Stryker was founded by Dr. Homer Stryker, an orthopaedic surgeon from Kalamazoo, Michigan, USA. He found that certain products needed in his practice were not meeting his patients’ needs, so he designed new ones and started the company in 1941 as others became interested in using his products. That initial spirit of innovation and the practical approach to problem-solving are still very much alive today in the organization, as its growth is based on a diverse array of pioneering products and services in orthopaedics, medical and surgical, and neurotechnology and spine that help improve hospital outcomes and patient lives.
AT: You came to compliance after spending seven years in clinical research, initially managing clinical trials, and then spent some time overseeing (research) operations. I imagine by then you had a fairly strong opinion of what compliance is and isn’t. What were some of the surprises you found when you stepped into a compliance role?
TU: Knowing just how highly regulated our industry is, I was intrigued to discover the impact the compliance program had or could have on parts of the business I was less familiar with. I often say that I learned more about the organization after a year in compliance than I did in my first seven years on the research team because compliance impacted every function. I’d get calls or meeting requests from all areas of the business asking for advice or guidance. In the early days, the pace at which the questions were being directed to me was a great motivator to quickly familiarize myself with each function, identify the compliance risks, and determine what would be the most appropriate advice, guidance, or response to mitigate.
AT: The medical device industry is exceptionally regulated compared to many others. Can you give us an overview of the key risk areas?
TU: Examples of the key compliance risks in the medtech industry relate to patient safety, the privacy of patient information, and billing practices. One of the ways I like to reiterate the significance of the compliance programs in this sector is that unethical conduct quite literally puts people’s lives at risk. Imagine a healthcare professional taking care of your loved one. What if there were shortcuts made on the conformity assessment of the product they bought? Or if their decision about which product to use on your loved one was influenced by a personal benefit received from the manufacturer and not what is best for the patient? This often gets the audience’s attention!

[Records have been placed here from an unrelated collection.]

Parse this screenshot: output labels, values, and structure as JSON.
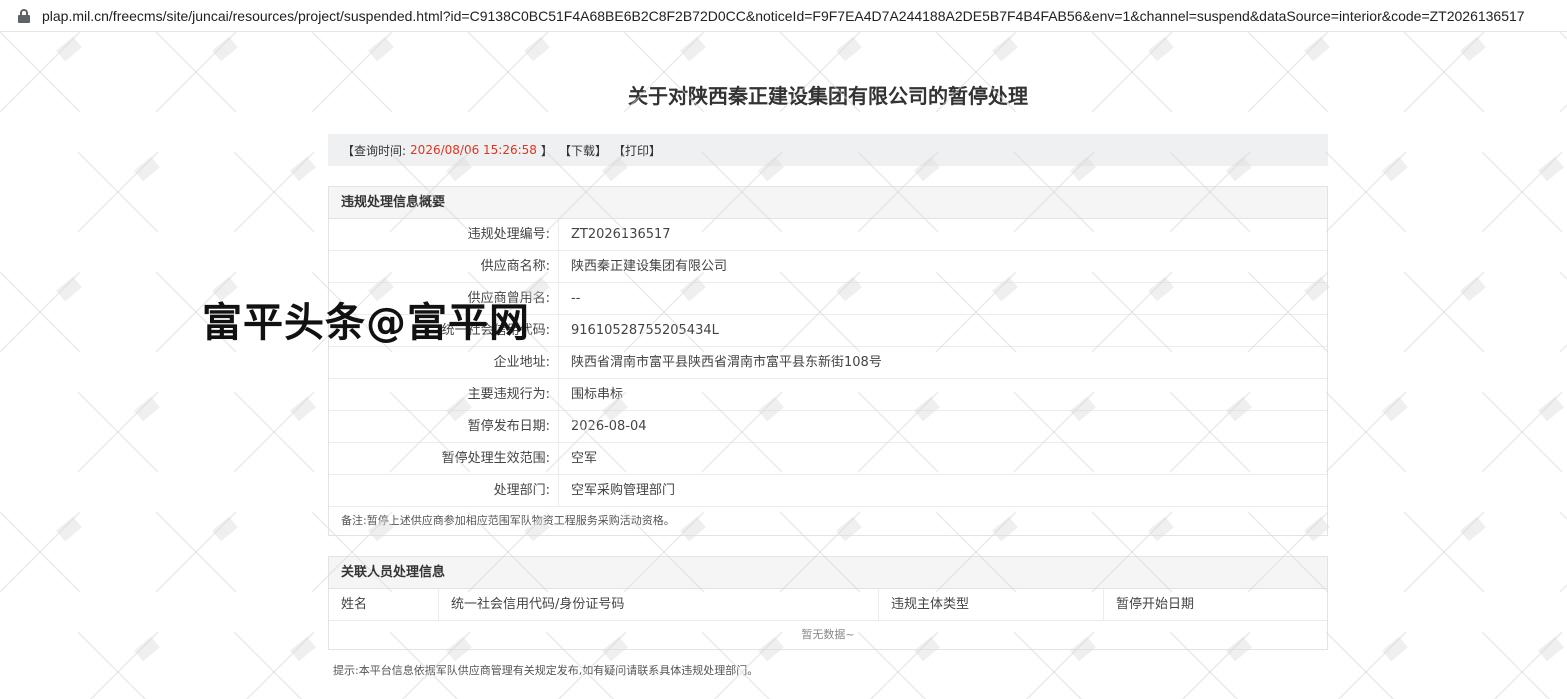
{
  "browser": {
    "url": "plap.mil.cn/freecms/site/juncai/resources/project/suspended.html?id=C9138C0BC51F4A68BE6B2C8F2B72D0CC&noticeId=F9F7EA4D7A244188A2DE5B7F4B4FAB56&env=1&channel=suspend&dataSource=interior&code=ZT2026136517"
  },
  "page": {
    "title": "关于对陕西秦正建设集团有限公司的暂停处理"
  },
  "toolbar": {
    "query_prefix": "【查询时间:",
    "query_time": "2026/08/06 15:26:58",
    "query_suffix": "】",
    "download_label": "【下载】",
    "print_label": "【打印】"
  },
  "violation": {
    "heading": "违规处理信息概要",
    "rows": [
      {
        "label": "违规处理编号:",
        "value": "ZT2026136517"
      },
      {
        "label": "供应商名称:",
        "value": "陕西秦正建设集团有限公司"
      },
      {
        "label": "供应商曾用名:",
        "value": "--"
      },
      {
        "label": "统一社会信用代码:",
        "value": "91610528755205434L"
      },
      {
        "label": "企业地址:",
        "value": "陕西省渭南市富平县陕西省渭南市富平县东新街108号"
      },
      {
        "label": "主要违规行为:",
        "value": "围标串标"
      },
      {
        "label": "暂停发布日期:",
        "value": "2026-08-04"
      },
      {
        "label": "暂停处理生效范围:",
        "value": "空军"
      },
      {
        "label": "处理部门:",
        "value": "空军采购管理部门"
      }
    ],
    "note": "备注:暂停上述供应商参加相应范围军队物资工程服务采购活动资格。"
  },
  "personnel": {
    "heading": "关联人员处理信息",
    "columns": [
      "姓名",
      "统一社会信用代码/身份证号码",
      "违规主体类型",
      "暂停开始日期"
    ],
    "empty_text": "暂无数据~"
  },
  "footer": {
    "tip": "提示:本平台信息依据军队供应商管理有关规定发布,如有疑问请联系具体违规处理部门。"
  },
  "overlay": {
    "brand": "富平头条@富平网"
  },
  "colors": {
    "accent_time": "#e0351f",
    "toolbar_bg": "#eef0f2",
    "header_bg": "#f5f5f5"
  }
}
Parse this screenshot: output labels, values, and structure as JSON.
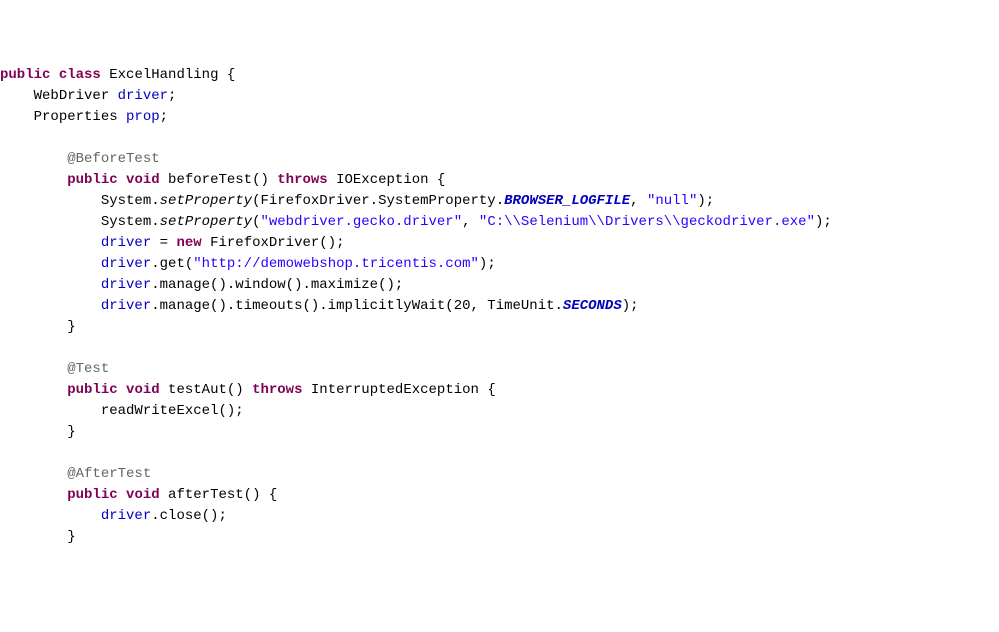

The increasing focus of data privacy and protection in medtech is not only because of the use of patient data in research and development and postmarket surveillance, but also due to major advances in technology that have led to an increasing number of connected devices that can generate, collect, store, analyze, and transmit data. If patient data gets into the wrong hands, it can lead to insurance issues, fraud, scams, or even identity theft and can impact the quality of patient care. We’ve seen laws and regulations modernized to establish standards for information security, and govern the digitization, analytics, and use of the data. Compliance professionals in our sector are now either upskilling and dedicating a significant amount of time to developing programs to comply with the requirements or are partnering with in-house or external privacy specialists to oversee these programs.